As we continue to work toward solving this issue, in October of this year we will convene Africa’s key trade players in Lagos, Nigeria, at our bi-annual Africa convening. It will be co-hosted in partnership with the United Nations Economic Commission for Africa (UN ECA) and it’s African Trade Policy Center (ATPC). Together with representatives from across the trade divide, we will look at how we can accelerate the gains of the Continental Free Trade Area agreement (AfCFTA), signed in March of this year in Rwanda.
A key aspect of the convening will be to encourage participation and ownership of the AfCFTA objectives and to examine how intra-regional trade can be an enabler for agriculture transformation. In other words: How do we move from a signed AfCFTA to real action and implementation?
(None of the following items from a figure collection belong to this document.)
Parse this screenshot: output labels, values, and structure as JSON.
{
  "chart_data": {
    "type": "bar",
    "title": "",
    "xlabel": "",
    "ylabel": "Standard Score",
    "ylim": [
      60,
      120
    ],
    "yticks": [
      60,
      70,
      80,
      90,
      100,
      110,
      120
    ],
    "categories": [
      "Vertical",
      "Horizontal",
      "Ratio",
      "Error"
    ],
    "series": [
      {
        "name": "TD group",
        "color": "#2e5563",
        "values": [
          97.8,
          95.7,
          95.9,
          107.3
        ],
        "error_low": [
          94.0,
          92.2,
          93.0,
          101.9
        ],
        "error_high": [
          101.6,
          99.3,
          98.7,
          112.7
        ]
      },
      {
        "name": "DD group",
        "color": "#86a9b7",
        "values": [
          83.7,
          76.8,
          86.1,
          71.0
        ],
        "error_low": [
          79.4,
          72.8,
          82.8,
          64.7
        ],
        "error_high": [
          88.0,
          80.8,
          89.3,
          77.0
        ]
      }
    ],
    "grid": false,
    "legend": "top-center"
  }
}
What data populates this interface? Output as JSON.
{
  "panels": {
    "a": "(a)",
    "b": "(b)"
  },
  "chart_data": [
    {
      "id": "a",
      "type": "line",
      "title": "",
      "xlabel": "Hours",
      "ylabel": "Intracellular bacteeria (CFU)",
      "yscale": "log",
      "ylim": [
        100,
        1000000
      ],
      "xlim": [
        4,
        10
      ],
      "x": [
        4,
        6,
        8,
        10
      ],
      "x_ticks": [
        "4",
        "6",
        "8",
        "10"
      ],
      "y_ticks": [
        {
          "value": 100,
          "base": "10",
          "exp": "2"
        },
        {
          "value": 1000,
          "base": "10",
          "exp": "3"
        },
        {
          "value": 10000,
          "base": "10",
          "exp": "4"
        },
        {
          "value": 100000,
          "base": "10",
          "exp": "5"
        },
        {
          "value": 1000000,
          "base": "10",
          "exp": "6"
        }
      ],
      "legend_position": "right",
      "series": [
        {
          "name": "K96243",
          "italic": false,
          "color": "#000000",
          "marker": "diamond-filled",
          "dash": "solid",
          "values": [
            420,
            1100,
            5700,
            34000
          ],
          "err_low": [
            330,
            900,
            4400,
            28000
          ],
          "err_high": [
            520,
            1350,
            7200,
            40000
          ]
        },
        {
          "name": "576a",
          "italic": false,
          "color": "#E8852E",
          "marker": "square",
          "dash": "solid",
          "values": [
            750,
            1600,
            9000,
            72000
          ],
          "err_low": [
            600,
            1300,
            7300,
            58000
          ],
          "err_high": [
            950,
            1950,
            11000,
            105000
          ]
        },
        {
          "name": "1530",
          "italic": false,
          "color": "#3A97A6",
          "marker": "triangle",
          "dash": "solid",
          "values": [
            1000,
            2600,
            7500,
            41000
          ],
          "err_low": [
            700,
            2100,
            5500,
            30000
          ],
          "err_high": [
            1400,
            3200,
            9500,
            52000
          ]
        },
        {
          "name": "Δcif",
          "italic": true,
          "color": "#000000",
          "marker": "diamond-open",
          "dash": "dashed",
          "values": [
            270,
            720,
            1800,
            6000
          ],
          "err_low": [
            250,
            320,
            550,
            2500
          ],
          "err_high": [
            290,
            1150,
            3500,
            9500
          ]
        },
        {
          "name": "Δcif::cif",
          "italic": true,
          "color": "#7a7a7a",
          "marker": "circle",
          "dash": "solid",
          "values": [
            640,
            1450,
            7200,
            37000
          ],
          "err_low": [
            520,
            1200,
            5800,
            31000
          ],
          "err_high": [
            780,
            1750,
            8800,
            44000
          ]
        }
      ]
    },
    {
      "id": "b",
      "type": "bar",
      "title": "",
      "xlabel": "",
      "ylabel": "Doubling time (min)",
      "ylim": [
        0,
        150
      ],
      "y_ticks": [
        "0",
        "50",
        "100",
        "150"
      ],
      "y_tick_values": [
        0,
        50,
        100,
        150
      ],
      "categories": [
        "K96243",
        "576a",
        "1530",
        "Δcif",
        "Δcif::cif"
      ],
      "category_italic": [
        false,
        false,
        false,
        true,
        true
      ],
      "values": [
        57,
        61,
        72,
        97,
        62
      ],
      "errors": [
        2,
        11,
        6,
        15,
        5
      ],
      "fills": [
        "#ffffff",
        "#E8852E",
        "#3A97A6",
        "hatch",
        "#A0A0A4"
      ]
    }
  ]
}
My vision for food and agriculture in Africa remains unchanged—that the continent becomes an economic powerhouse in the global agricultural marketplace. That one day African governments and regional organizations will enforce their full mandate and take responsibility to protect and empower their citizens—protect them from unnecessary cycles of food insecurity and failed livelihoods that can be prevented by better planning and reinvestments in systems. That leaders empower Africans with knowledge and skills—from basic education to tools of trade—and enable all Africans to thrive via agriculture. That nations and leaders use the tools of data and research, infrastructure, financial products, and resilience that feed human progress and economic growth.
And that young people—women and men equally—have the ability to see and seize opportunities in the sector, build prosperity for themselves and their communities, and propel our continent into the future.